Ten things you didn’t know about Dublin

Visiting any city for the first time is an exercise in setting expectations. You can only read so much about the culture, nightlife and food in a guidebook before you need to experience the locals first hand, order a pint of Guinness or eat shepherd’s pie and really visit a destination. Setting foot out into the city streets, you begin to compare your first hand experiences against everything that you thought you knew about a destination. In some facets, you’re surprised and impressed by the difference; in others, you’re underwhelmed.

Taking advantage of some weekend work in the Emerald Isle, I recently spent some time in the capital city for my first trip to Ireland. I was moved most by the ten things below:

  • You’re never going to want to eat Shepherd’s Pie at your local Irish pub again. No, Dublin isn’t known for its pinky-up food culture, but the things that they get right they really get right.
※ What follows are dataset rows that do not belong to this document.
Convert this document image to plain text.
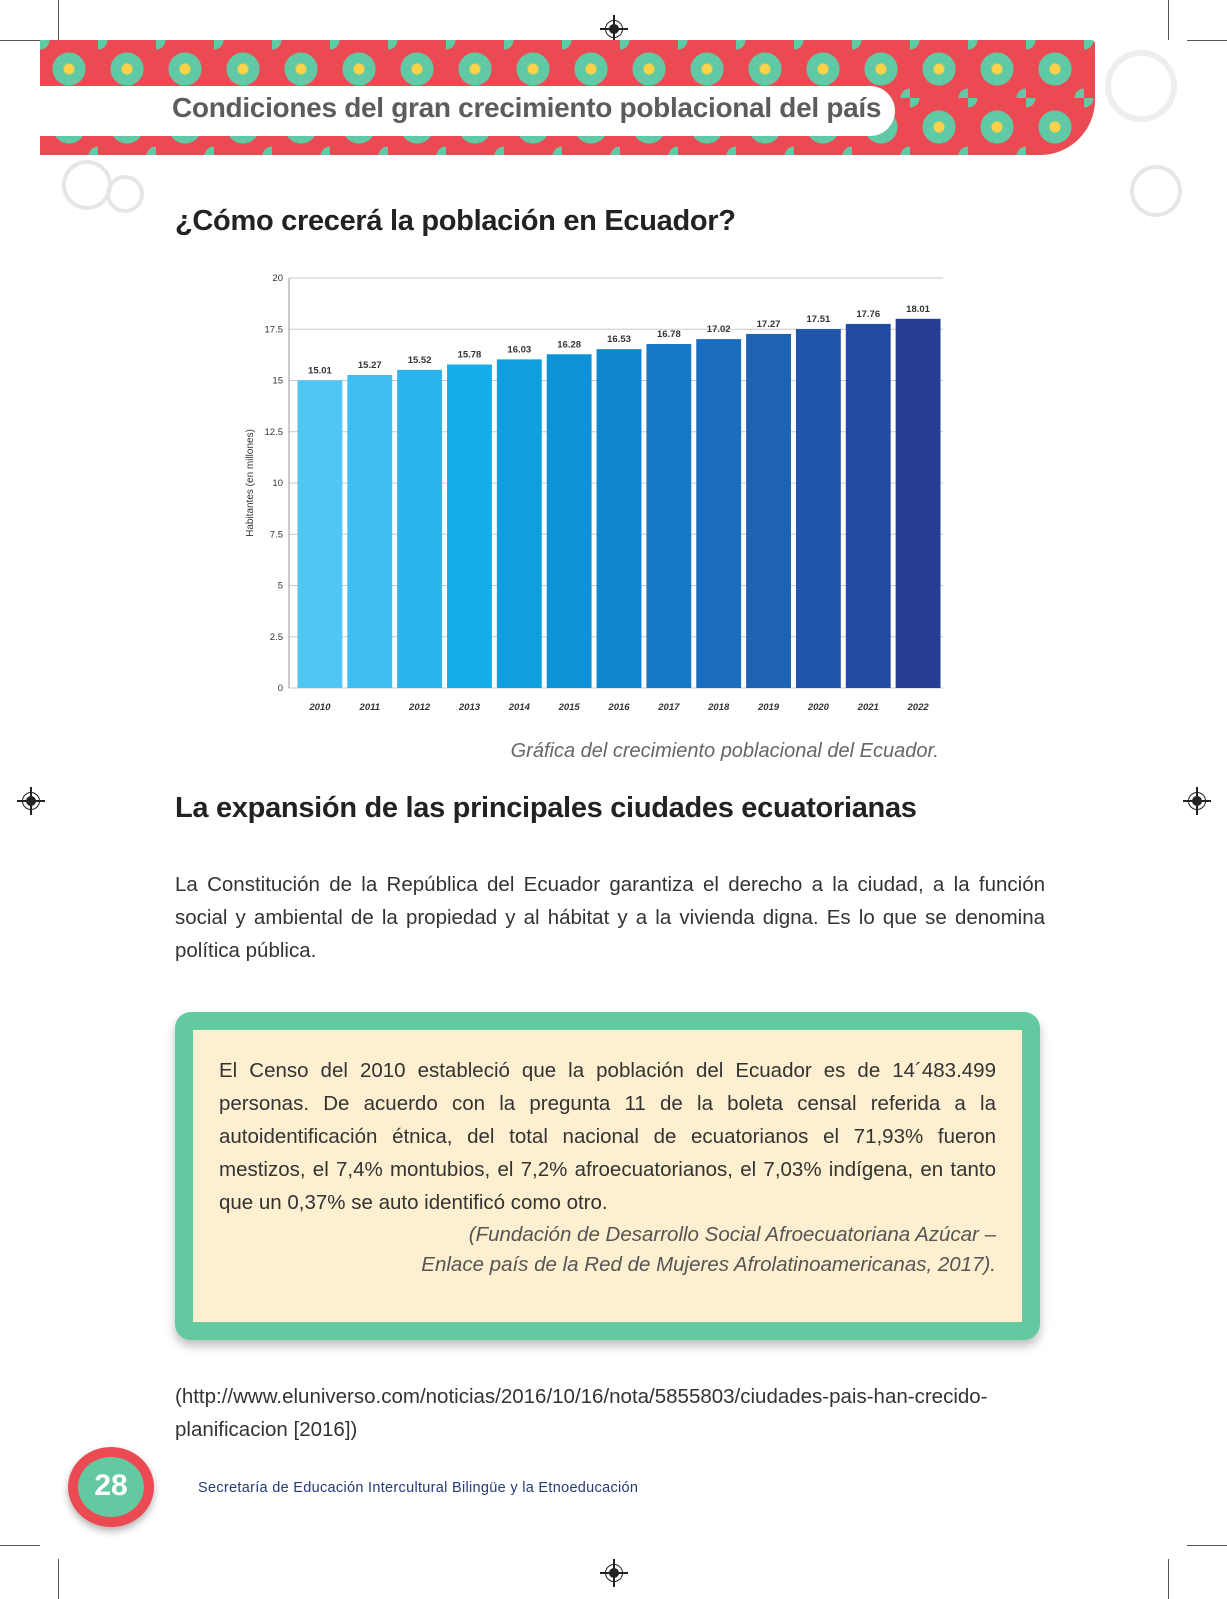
Condiciones del gran crecimiento poblacional del país
¿Cómo crecerá la población en Ecuador?
0
2.5
5
7.5
10
12.5
15
17.5
20
Habitantes (en millones)
15.01
2010
15.27
2011
15.52
2012
15.78
2013
16.03
2014
16.28
2015
16.53
2016
16.78
2017
17.02
2018
17.27
2019
17.51
2020
17.76
2021
18.01
2022
Gráfica del crecimiento poblacional del Ecuador.
La expansión de las principales ciudades ecuatorianas

La Constitución de la República del Ecuador garantiza el derecho a la ciudad, a la función social y ambiental de la propiedad y al hábitat y a la vivienda digna. Es lo que se denomina política pública.

El Censo del 2010 estableció que la población del Ecuador es de 14´483.499 personas. De acuerdo con la pregunta 11 de la boleta censal referida a la autoidentificación étnica, del total nacional de ecuatorianos el 71,93% fueron mestizos, el 7,4% montubios, el 7,2% afroecuatorianos, el 7,03% indígena, en tanto que un 0,37% se auto identificó como otro.

(Fundación de Desarrollo Social Afroecuatoriana Azúcar –
Enlace país de la Red de Mujeres Afrolatinoamericanas, 2017).

(http://www.eluniverso.com/noticias/2016/10/16/nota/5855803/ciudades-pais-han-crecido-planificacion [2016])

28	Secretaría de Educación Intercultural Bilingüe y la Etnoeducación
  • The city revolves around drinking. To that end, bar crawling in Dublin can be performed quite literally. One only needs to mosey down two or three store fronts before he or she discovers another pub almost identical to the one that was just left. It’s disorienting enough having a bar on all four corners of every intersection in the downtown area – now try doing it with 17 pints of Smithwicks in your stomach. Currently, the drinking problem has become so profound that there is a massive public effort to curb binge drinking, the majority of which is found in telly and bus ads trying to guilt people out of overindulging.
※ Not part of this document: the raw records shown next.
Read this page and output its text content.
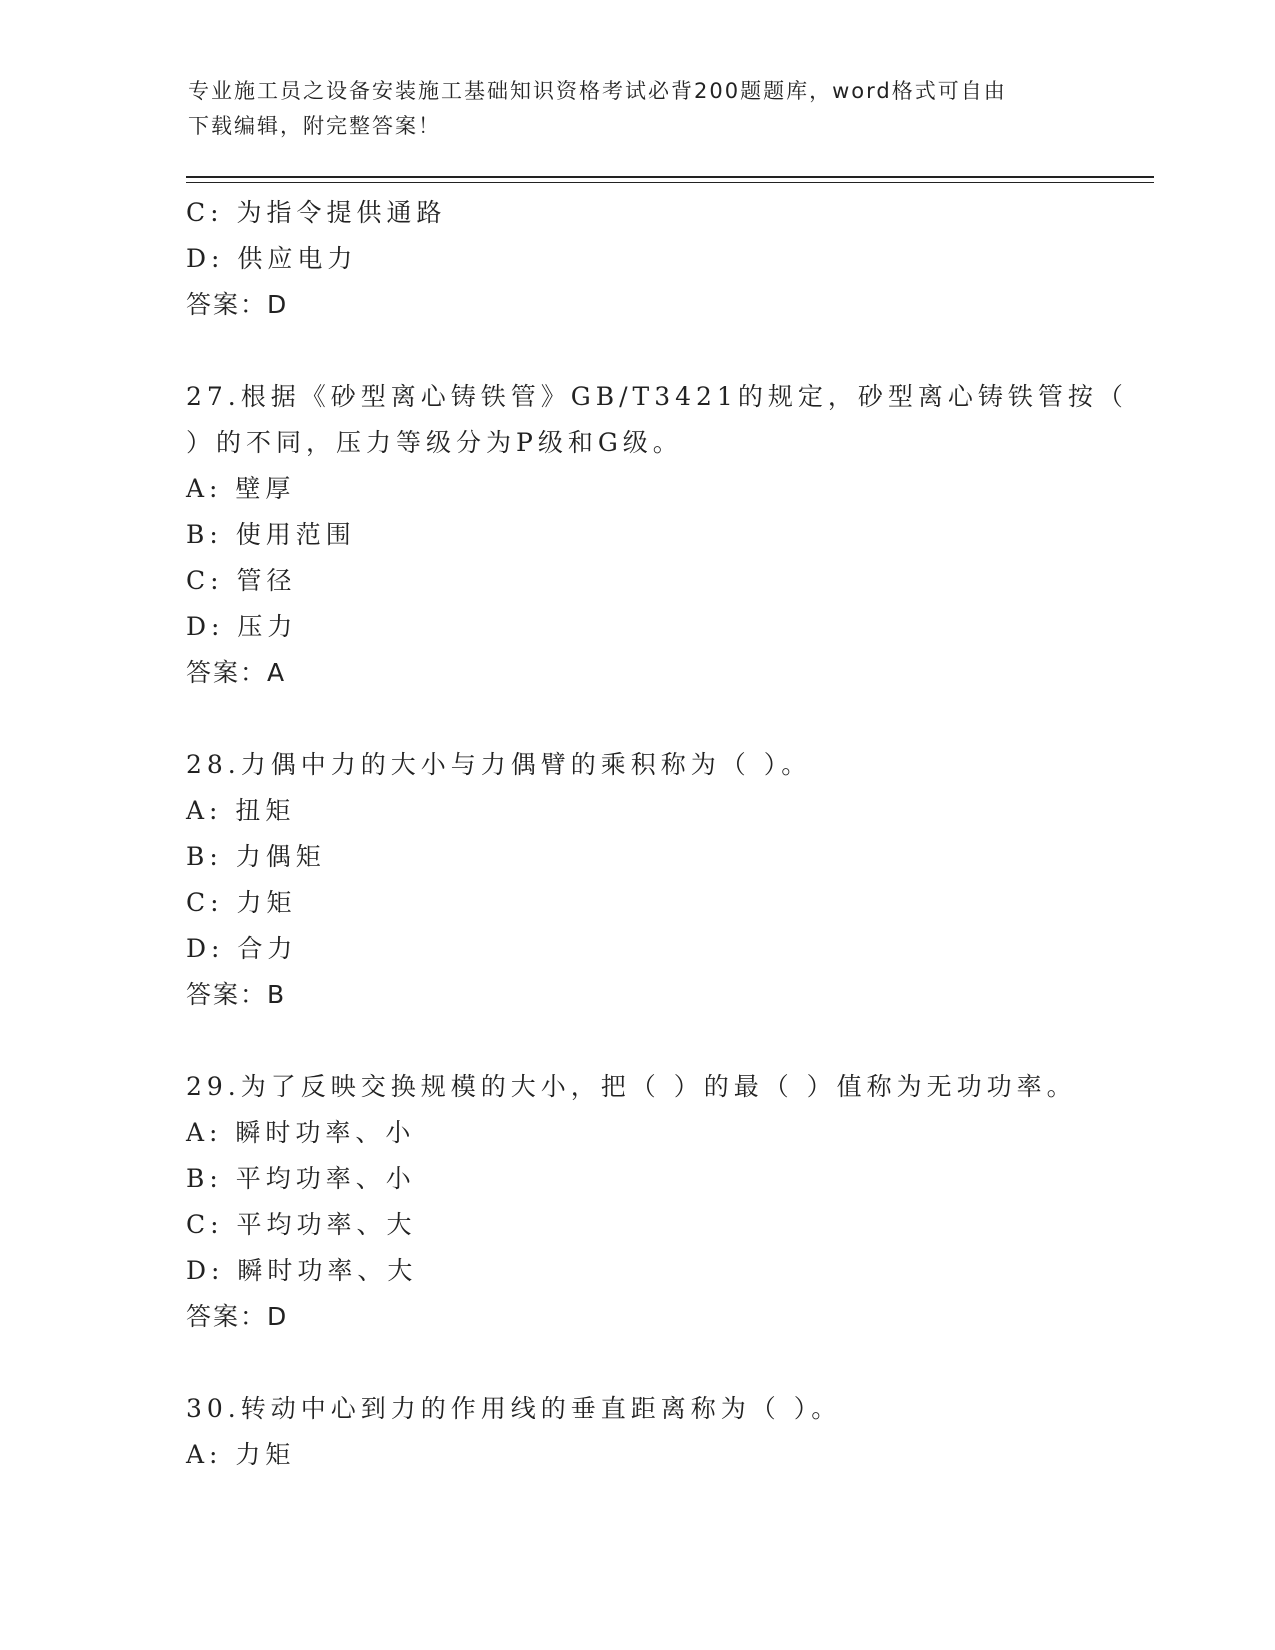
专业施工员之设备安装施工基础知识资格考试必背200题题库，word格式可自由
下载编辑，附完整答案！
C: 为指令提供通路
D: 供应电力
答案：D
27.根据《砂型离心铸铁管》GB/T3421的规定，砂型离心铸铁管按（
）的不同，压力等级分为P级和G级。
A: 壁厚
B: 使用范围
C: 管径
D: 压力
答案：A
28.力偶中力的大小与力偶臂的乘积称为（ ）。
A: 扭矩
B: 力偶矩
C: 力矩
D: 合力
答案：B
29.为了反映交换规模的大小，把（ ）的最（ ）值称为无功功率。
A: 瞬时功率、小
B: 平均功率、小
C: 平均功率、大
D: 瞬时功率、大
答案：D
30.转动中心到力的作用线的垂直距离称为（ ）。
A: 力矩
  • There isn’t really that much to see besides the 976,000 bars. Yes, Dublin has a couple of excellent museums, Trinity College, Phoenix Park and the Guinness factory (does that even count?), but compared to some of the heavy hitters in the EU like Rome or Paris, Dublin’s “cultural” fodder is a bit anemic — which isn’t to say that the city isn’t worth visiting, either. I’m personally a bar and cafe sort of person, so I found the area quite charming.
  • Temple Bar is not an enormous tourist trap. It’s a tourist trap, yes, but in the same sense that Times Square is. Just like everyday New Yorkers visit 42nd street, real Irish can be found in the district just south of the river, you can get a good shepherd’s pie and there is plenty of cultural flavor in the area. Make sure you stop by at least once during your stay.
  • Phoenix park is the largest city park in all of Europe. Just Northwest of the hailed Temple Bar, you can walk around Phoenix for an hour and barely scrape the surface of the massive plot. Much of the perfectly tailored grass is on limits, so you can feel free to walk awry from the winding paths, take your shoes off and really absorb the fertilizer into your bare feet. Contrast this to the Luxembourg Gardens in Paris, where hundreds of locals pull up chairs to the edge of the path just to watch the grass silently sit there undisturbed.
  • Skyscrapers are nonexistent downtown. In fact, the tallest series of buildings around town happen to be in the network of Guinness buildings. Which leads us to:
  • Guinness sponsors everything. In addition to their near omnipresence in every pub (and hence on every corner in the city,) the beer company also has independent retail stores where you can buy branded underwear and sheets, sponsors athletic teams and appears to be the impetus behind 9 out of 10 business deals in the country.
  • Shamrocks, Leprechauns and pots of gold are all out. We think that Guinness bought the patent on each of these ideas and swallowed them into the beer empire.
  • It’s going to rain. Really. They don’t call it the Emerald Isle because it’s known for arid plains and rolling deserts. It rains here like the heavens just broke up with their long term girlfriend. A good rule of thumb is to take any precipitation forecast you saw on the news and multiply it by four.
  • Riverdance is ridiculous. But it does happen. And people eat it up like pigeons fighting for popcorn. Several of the more touristy hotels even offer the spectacle nightly, where hundreds of tourists amass during the evening hours to watch a few poor sots dance their hearts out and spin in circles. If you’re really interested in finding something of this sort in Dublin, just follow the mess of fanny packs at around 9PM and you’ll inevitably reach a venue.